Lugovoy
© The Russian Hour/YouTubeAndrey Lugovoy receives the results of his polygraph test.
The Western demonization of all things Russian didn't just start a year or two ago, as the Litvinenko affair makes clear. This documentary focuses on 3 aspects of the case that haven't been covered by Western media. That's convenient, given that they totally contradict the official story: that Andrey Lugovoy poisoned him with polonium at the Millennium Hotel in London on November 1, 2006. Here's what the documentary shows:
  1. A professional, internationally recognized English polygraph expert, Blake C. Burgess, administered a lie detector test to Andrey Lugovoy - he told the truth when denying he had anything to do with the death of Litvinenko.
  2. Princeton physicist William Happer, one-time nuclear forensics advisor for the U.S. government, demolishes anti-Russian writer Masha Gessen's claim that Russia was the only possible source for polonium, and Putin must have been the one who ordered its use to poison Litvinenko.

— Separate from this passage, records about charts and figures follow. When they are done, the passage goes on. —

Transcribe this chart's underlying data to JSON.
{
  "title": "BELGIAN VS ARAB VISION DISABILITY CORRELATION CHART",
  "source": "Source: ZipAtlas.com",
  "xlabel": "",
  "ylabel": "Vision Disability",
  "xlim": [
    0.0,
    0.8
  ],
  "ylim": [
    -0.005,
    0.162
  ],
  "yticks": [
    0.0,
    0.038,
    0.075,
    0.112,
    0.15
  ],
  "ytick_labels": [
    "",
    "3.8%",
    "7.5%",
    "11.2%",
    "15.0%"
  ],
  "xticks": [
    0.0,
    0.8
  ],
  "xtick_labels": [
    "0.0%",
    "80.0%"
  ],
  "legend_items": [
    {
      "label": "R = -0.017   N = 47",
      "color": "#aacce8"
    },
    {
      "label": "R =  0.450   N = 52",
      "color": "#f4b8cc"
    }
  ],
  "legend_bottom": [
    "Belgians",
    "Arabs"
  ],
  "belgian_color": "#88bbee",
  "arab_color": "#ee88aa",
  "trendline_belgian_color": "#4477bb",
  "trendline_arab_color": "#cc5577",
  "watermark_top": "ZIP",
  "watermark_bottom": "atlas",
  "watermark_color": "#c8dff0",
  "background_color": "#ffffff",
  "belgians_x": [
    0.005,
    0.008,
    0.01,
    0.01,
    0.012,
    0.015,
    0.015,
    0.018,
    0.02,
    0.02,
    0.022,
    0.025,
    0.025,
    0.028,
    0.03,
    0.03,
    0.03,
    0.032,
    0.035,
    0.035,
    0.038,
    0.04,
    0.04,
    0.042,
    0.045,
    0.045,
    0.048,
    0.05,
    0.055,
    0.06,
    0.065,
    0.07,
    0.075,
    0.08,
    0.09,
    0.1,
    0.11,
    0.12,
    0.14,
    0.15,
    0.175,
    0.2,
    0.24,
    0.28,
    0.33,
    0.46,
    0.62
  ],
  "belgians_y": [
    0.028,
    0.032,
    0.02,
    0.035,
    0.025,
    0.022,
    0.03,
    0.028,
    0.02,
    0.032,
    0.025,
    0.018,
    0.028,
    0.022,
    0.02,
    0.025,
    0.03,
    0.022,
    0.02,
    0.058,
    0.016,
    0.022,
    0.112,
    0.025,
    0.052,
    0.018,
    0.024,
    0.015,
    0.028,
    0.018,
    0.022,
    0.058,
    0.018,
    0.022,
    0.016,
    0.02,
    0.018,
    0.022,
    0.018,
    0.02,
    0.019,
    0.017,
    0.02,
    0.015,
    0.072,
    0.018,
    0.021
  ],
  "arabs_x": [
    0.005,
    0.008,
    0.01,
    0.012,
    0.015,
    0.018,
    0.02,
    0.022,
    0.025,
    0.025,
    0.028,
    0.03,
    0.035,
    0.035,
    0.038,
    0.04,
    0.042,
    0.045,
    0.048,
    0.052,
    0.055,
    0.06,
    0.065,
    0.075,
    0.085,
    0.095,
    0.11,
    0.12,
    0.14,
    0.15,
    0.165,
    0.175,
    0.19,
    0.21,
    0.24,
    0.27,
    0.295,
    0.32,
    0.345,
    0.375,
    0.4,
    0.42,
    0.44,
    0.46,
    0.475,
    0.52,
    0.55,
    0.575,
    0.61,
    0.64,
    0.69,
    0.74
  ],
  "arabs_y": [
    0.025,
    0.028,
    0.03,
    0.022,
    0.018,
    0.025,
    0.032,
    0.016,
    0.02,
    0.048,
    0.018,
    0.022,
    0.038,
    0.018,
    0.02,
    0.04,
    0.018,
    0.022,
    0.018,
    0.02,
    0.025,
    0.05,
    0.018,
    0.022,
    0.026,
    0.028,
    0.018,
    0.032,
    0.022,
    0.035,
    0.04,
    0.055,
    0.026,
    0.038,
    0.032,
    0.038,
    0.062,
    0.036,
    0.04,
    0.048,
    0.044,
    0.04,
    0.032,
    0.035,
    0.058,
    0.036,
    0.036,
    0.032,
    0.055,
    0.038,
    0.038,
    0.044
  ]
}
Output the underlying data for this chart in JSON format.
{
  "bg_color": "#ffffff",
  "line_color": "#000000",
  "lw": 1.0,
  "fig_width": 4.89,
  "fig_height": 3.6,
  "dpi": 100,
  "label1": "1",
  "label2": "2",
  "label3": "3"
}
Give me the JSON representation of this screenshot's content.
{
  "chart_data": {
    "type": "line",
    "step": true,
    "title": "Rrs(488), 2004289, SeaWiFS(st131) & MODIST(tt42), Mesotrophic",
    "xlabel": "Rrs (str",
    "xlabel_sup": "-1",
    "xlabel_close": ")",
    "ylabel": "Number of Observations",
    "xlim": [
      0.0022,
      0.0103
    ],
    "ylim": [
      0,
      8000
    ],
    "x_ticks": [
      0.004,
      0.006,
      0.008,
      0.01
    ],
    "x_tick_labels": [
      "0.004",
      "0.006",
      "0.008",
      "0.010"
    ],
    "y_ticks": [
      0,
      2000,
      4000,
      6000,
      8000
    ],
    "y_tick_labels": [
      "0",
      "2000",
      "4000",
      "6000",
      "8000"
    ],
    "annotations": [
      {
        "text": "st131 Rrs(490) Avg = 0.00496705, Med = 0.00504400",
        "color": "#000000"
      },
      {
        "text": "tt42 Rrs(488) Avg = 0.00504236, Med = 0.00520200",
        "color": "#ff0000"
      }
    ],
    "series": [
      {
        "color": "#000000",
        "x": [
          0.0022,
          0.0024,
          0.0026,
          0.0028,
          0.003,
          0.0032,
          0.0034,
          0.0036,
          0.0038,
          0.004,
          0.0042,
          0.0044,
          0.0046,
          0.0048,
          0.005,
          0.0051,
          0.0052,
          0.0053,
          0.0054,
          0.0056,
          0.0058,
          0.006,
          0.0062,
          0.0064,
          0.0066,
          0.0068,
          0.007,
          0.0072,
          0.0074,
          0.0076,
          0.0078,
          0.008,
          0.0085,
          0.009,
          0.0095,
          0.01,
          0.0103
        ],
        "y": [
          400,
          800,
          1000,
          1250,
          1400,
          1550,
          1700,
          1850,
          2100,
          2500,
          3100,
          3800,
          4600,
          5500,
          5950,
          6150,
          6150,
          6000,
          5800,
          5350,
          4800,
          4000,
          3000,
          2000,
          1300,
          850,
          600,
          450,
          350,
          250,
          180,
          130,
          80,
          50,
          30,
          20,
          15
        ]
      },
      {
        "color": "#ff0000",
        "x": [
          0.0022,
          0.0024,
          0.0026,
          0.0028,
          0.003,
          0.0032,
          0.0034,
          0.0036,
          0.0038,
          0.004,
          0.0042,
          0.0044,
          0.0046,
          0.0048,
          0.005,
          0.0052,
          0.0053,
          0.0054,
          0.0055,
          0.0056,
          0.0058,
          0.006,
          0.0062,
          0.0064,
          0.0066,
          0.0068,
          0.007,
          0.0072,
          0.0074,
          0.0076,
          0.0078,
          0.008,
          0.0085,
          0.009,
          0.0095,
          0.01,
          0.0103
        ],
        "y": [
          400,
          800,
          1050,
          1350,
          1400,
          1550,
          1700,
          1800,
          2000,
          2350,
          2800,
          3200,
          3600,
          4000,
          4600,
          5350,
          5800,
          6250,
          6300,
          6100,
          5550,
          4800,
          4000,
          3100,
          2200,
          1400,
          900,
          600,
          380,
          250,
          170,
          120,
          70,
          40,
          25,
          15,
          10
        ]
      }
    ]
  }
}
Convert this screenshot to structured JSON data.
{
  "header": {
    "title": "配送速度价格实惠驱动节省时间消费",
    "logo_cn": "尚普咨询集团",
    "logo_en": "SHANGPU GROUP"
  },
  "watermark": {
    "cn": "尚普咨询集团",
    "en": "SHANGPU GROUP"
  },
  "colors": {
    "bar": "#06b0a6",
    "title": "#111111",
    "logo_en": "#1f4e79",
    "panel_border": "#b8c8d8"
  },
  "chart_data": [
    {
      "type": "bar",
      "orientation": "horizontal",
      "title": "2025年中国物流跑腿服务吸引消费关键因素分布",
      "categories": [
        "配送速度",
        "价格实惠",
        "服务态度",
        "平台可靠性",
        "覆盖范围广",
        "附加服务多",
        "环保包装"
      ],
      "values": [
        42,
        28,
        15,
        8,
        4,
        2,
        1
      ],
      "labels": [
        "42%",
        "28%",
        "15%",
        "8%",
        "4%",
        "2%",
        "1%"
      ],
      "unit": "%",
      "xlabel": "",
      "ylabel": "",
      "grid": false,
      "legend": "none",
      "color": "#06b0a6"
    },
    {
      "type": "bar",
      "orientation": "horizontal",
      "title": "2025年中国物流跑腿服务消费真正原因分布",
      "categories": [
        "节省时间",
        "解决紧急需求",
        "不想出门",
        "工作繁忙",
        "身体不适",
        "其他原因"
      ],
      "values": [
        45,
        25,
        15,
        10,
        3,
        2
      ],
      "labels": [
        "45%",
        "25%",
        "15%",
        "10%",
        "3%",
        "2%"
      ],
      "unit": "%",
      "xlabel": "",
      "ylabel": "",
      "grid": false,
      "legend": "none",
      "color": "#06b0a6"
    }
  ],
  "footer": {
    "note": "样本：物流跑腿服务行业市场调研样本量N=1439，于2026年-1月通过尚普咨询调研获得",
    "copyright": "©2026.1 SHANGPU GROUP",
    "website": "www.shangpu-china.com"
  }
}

Polonium is relatively easy to acquire and from countless sources.
  3. The owner of the Abracadabra Restaurant and Bar, where Litvinenko was a frequent patron, says Litvinenko was there in the week before the day he was supposedly poisoned. But polonium traces were found in the restaurant on Litvinenko's regular seat, the stair rail, and at reception. According to the official story, Litvinenko left the Millennium Hotel on Nov. 1, went home, got sick, stayed in bed for three days, then went to the hospital. If that was true, there shouldn't have been any polonium traces in the restaurant. The owner also said he never saw Lugovoy (or exiled Russian arch-criminal and oligarch Boris Berezovsky, an associate of Litvinenko with whom he had been in contact in the days before November 1) in his restaurant.